The songs on July offered a harrowing first-person chronicle of a failed romantic relationship.
They were so poignant and confessional -- even by Nadler's own standards -- they carried the form seemingly as far as it would go.
But musically, she and Dunn added sparse string arrangements, languid keyboards, and painterly reverbed electric guitars behind her almost otherworldly voice and acoustic guitar-playing style.
On Strangers, they go wider and get deeper.
The first-person experiential quality in her writing is de-emphasized in lieu of musical storytelling that delves into the inner lives and circumstances of characters or archetypes (we're never quite sure).
They are loosely connected by dislocation and catharsis.
The musical backdrop includes more prominently layered strings, edgier, more aggressively placed electric guitars, and a conventional drum kit on about half the tracks.
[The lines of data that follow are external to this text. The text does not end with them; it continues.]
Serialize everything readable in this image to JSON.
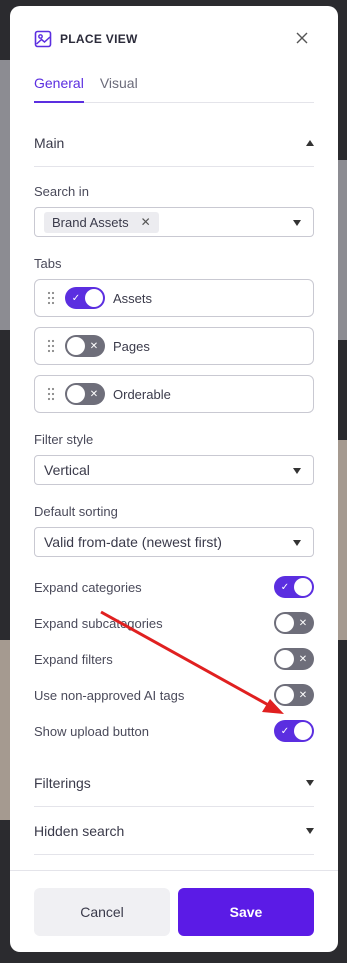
{
  "dialog": {
    "title": "PLACE VIEW",
    "icon": "image-icon",
    "close_icon": "close-icon",
    "accent_color": "#5b2ee0"
  },
  "tabs": [
    {
      "label": "General",
      "active": true
    },
    {
      "label": "Visual",
      "active": false
    }
  ],
  "main_section": {
    "label": "Main",
    "expanded": true,
    "search_in": {
      "label": "Search in",
      "chips": [
        "Brand Assets"
      ]
    },
    "tabs_field": {
      "label": "Tabs",
      "items": [
        {
          "label": "Assets",
          "enabled": true
        },
        {
          "label": "Pages",
          "enabled": false
        },
        {
          "label": "Orderable",
          "enabled": false
        }
      ]
    },
    "filter_style": {
      "label": "Filter style",
      "value": "Vertical"
    },
    "default_sorting": {
      "label": "Default sorting",
      "value": "Valid from-date (newest first)"
    },
    "options": [
      {
        "label": "Expand categories",
        "enabled": true
      },
      {
        "label": "Expand subcategories",
        "enabled": false
      },
      {
        "label": "Expand filters",
        "enabled": false
      },
      {
        "label": "Use non-approved AI tags",
        "enabled": false
      },
      {
        "label": "Show upload button",
        "enabled": true
      }
    ]
  },
  "collapsed_sections": [
    {
      "label": "Filterings"
    },
    {
      "label": "Hidden search"
    }
  ],
  "footer": {
    "cancel_label": "Cancel",
    "save_label": "Save"
  },
  "annotation": {
    "arrow_color": "#e02020"
  }
}
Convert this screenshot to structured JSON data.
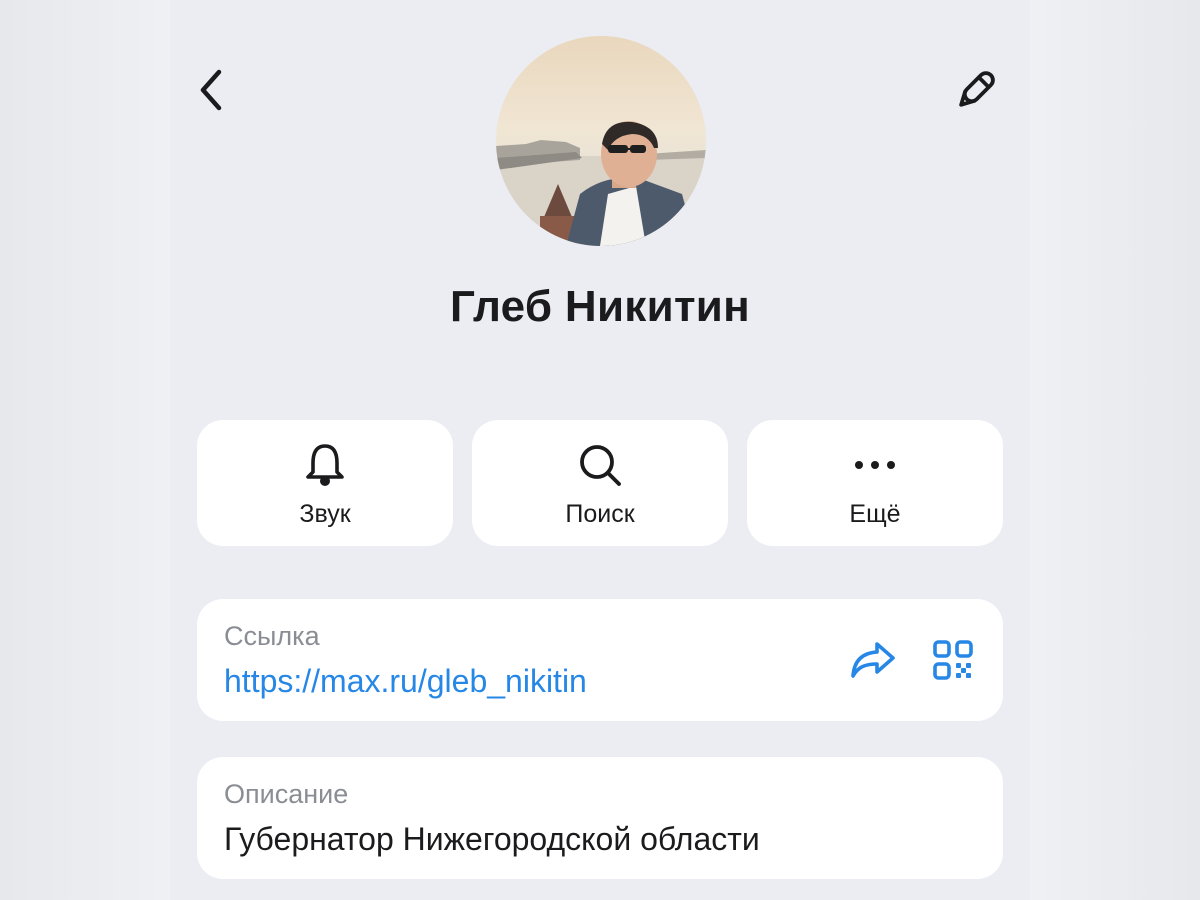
{
  "profile": {
    "name": "Глеб Никитин"
  },
  "actions": [
    {
      "label": "Звук",
      "icon": "bell-icon"
    },
    {
      "label": "Поиск",
      "icon": "search-icon"
    },
    {
      "label": "Ещё",
      "icon": "more-dots-icon"
    }
  ],
  "link": {
    "caption": "Ссылка",
    "value": "https://max.ru/gleb_nikitin"
  },
  "description": {
    "caption": "Описание",
    "value": "Губернатор Нижегородской области"
  },
  "colors": {
    "accent": "#2687e6",
    "background": "#ebedf2",
    "card": "#ffffff",
    "caption": "#8a8d94"
  }
}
Nadler's voice still seems to come from the realm of spirits rather than the physical attributes of the body.
Her trademark monochromatic approach has taken on shades of gray, but it doesn't all happen at once.
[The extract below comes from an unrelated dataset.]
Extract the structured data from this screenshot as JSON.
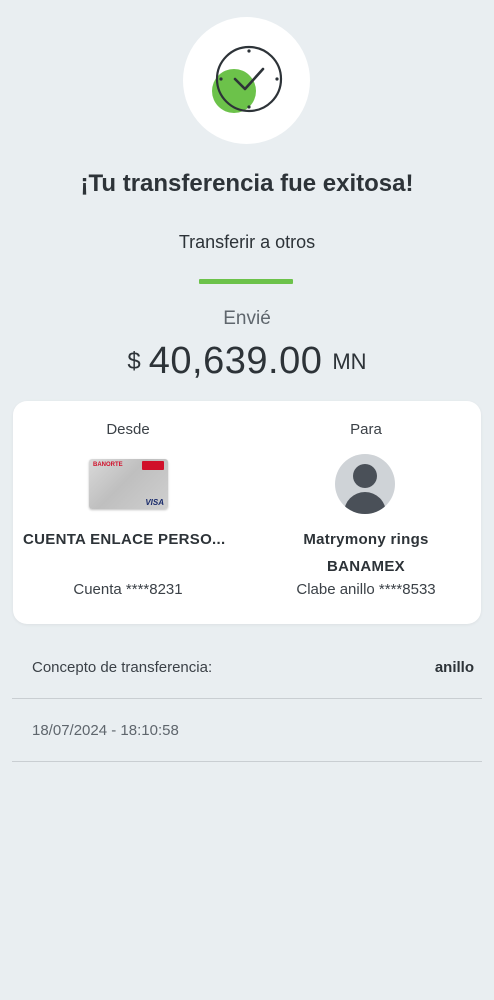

"Divers of the Dust" is almost pure ether, as her stacked vocal harmonies waft from a tunnel of reverb adorned by an organ.
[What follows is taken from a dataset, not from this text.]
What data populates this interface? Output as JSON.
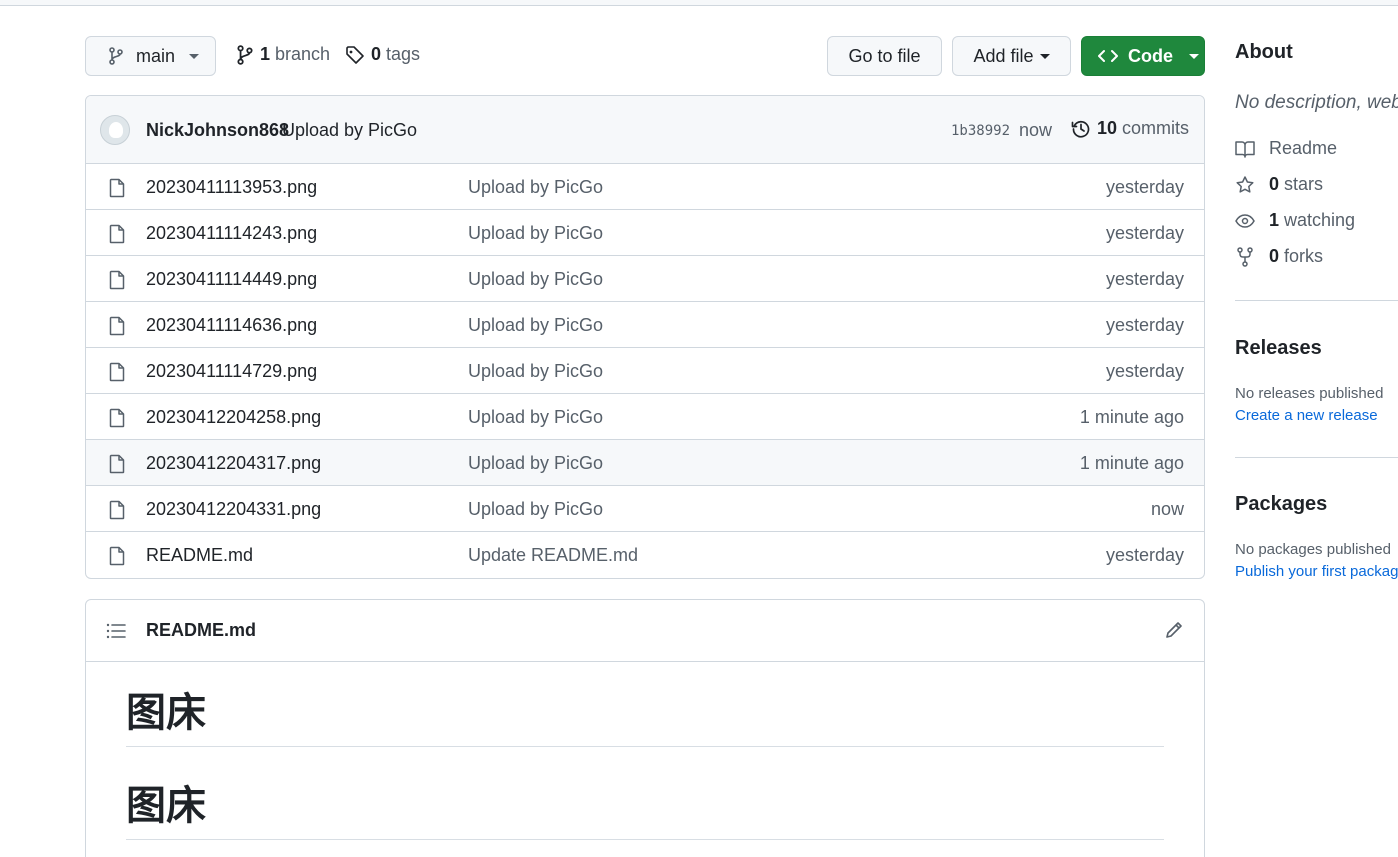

Her acoustic guitar introduces "Katie I Know," but a loop emerges with surf guitar and a languid organ; during a brief bridge Nadler employs Gregorian plainchant, accentuating the poignancy in the narrative.
Organ and rhythm loops swirl around her vocal with stinging single-string guitar lines carrying it out.
"Hungry Is the Ghost" is slowly, painstakingly rendered in a mix that recalls This Mortal Coil -- though the melody is pure Nadler.
Thrumming electric guitars squall in the margins atop tom-toms and kick drum.
Textured ambience, tempered by Latin-tinged electric guitars and a pedal steel, intersect her delivery and lyrics.
"Janie in Love" is the hinge cut, with a vintage pop melody (think Phil Spector) elevated by harder rock instrumentation, a cello, and keyboards that swell around the lyric describing her subject as a "natural disaster that blows up everything." "Waking" and "Shadow Show Diane" use these elements and more, balancing almost impenetrable darkness with hazy light.
The set comes full circle on "Dissolve," a solo acoustic love song delivered in the first person.
It's a resonant closer.
On Strangers, Nadler's songs and Dunn's expressionistic production gel symbiotically.
The nuanced musical and sonic sophistication on display here is an extension of the songwriter's signature sound, which has perhaps become more accessible.
That said, these changes mark development, not compromise.